Cat food has to address the specific nutritional requirements of cats. For this reason it is difficult to produce true ‘home made’ natural cat food recipes for general feeding.
Cats must eat meat in order to survive. They may consume other products presented to them, especially animal products like eggs and bone marrow or sweet sugary substances like honey and syrup, but, as these items are not essential, they do not consume these on a regular basis.
However, most commercial cat food contains both animal and plant material, supplemented with vitamins, minerals and other nutrients.
Vitamins and minerals need to be present, in balanced quantities, in feeding your cat. There are 12 minerals known to be essential nutrients for cats. Chief amongst these is Taurine, as a deficiency leads to blindness.
Please do not consider feeding your cat a vegetarian or vegan diet. They require nutrients (including arginine, taurine, arachidonic acid, vitamin A, vitamin B12 and niacin) found in meat sources that cannot be obtained in sufficient amount in plant sources.
Vegetarian cat diets may lead to dietary deficiencies which may take months or years to develop and may be untreatable. We do not recommend relying on supplements because they may not contain necessary co-factors and enzymes and have not been studied for long term implications.

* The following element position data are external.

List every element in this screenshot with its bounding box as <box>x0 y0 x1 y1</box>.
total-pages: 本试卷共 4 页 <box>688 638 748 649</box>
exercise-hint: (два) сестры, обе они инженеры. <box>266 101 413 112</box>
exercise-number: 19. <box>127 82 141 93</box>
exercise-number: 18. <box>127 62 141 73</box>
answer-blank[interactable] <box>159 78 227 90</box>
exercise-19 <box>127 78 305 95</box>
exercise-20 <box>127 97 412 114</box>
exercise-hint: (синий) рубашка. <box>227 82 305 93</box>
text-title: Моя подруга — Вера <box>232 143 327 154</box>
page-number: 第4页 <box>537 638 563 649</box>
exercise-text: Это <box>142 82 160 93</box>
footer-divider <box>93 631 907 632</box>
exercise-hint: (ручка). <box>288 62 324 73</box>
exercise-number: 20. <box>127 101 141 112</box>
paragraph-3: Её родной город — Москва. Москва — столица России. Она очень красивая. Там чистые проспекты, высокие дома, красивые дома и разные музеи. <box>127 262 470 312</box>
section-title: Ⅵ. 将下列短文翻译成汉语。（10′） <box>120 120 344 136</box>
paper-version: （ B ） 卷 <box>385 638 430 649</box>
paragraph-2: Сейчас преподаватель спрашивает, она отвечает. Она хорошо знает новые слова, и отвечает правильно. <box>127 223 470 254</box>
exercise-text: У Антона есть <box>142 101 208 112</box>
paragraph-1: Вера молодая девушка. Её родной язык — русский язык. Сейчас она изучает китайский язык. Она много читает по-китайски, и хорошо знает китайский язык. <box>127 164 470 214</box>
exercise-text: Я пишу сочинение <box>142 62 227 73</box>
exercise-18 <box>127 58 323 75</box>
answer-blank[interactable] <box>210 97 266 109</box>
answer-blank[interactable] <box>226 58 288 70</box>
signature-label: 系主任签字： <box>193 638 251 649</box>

You should also be aware that cats fed exclusively on raw, freshwater fish can develop a thiamine deficiency. Those fed exclusively on liver may develop vitamin A toxicity.
In many cases use of published recipes has led to cat malnutrition because the levels of nutrients provided have only been crudely balanced.
Generally, most formulations contain excessive protein and phosphorus and are deficient in calcium, vitamin E, and microminerals such as copper, zinc, and potassium. Also, the energy density of these diets may be unbalanced relative to the other nutrients. Commonly used meat and carbohydrate ingredients contain more phosphorus than calcium. Homemade feline diets that are not actually deficient in fat or energy usually contain a vegetable oil that cats do not find palatable; therefore, less food is eaten causing a calorie deficiency.
In broad terms then we cannot recommend feeding cats a home made food for their main diet.
However, we do have a recipe for cat treats which you can make and which cats love:
1/2 can of tuna (in oil)
4 oz (1/2 cup) whole wheat flour
5 fl oz* (1/2 cup) powder non-fat milk
2 fl oz water (1/4 cup)
1 tablespoon cod liver oil**
1 beaten egg
*This is a volume measure of the dry powder
** You could use vegetable oil but your cat may not like it
Mash the tuna in a bowl and add the dry ingredients. Stir well to mix. Add the water, oil and egg and mix together well into a sticky mixture. Add more water if needed. Roll small pieces into balls about 1/2 inch across and put onto a greased baking tray. Press down on each ball to flatten into a circular biscuit. Bake at 350 degrees F (180 C, Gas mark 4) for 10 minutes. Remove tray from oven and allow to cool for 5 minutes. Turn the biscuits over and return to oven for another 10 minutes or until golden brown. Cool on a wire rack. Store them in an airtight container in a refriderator.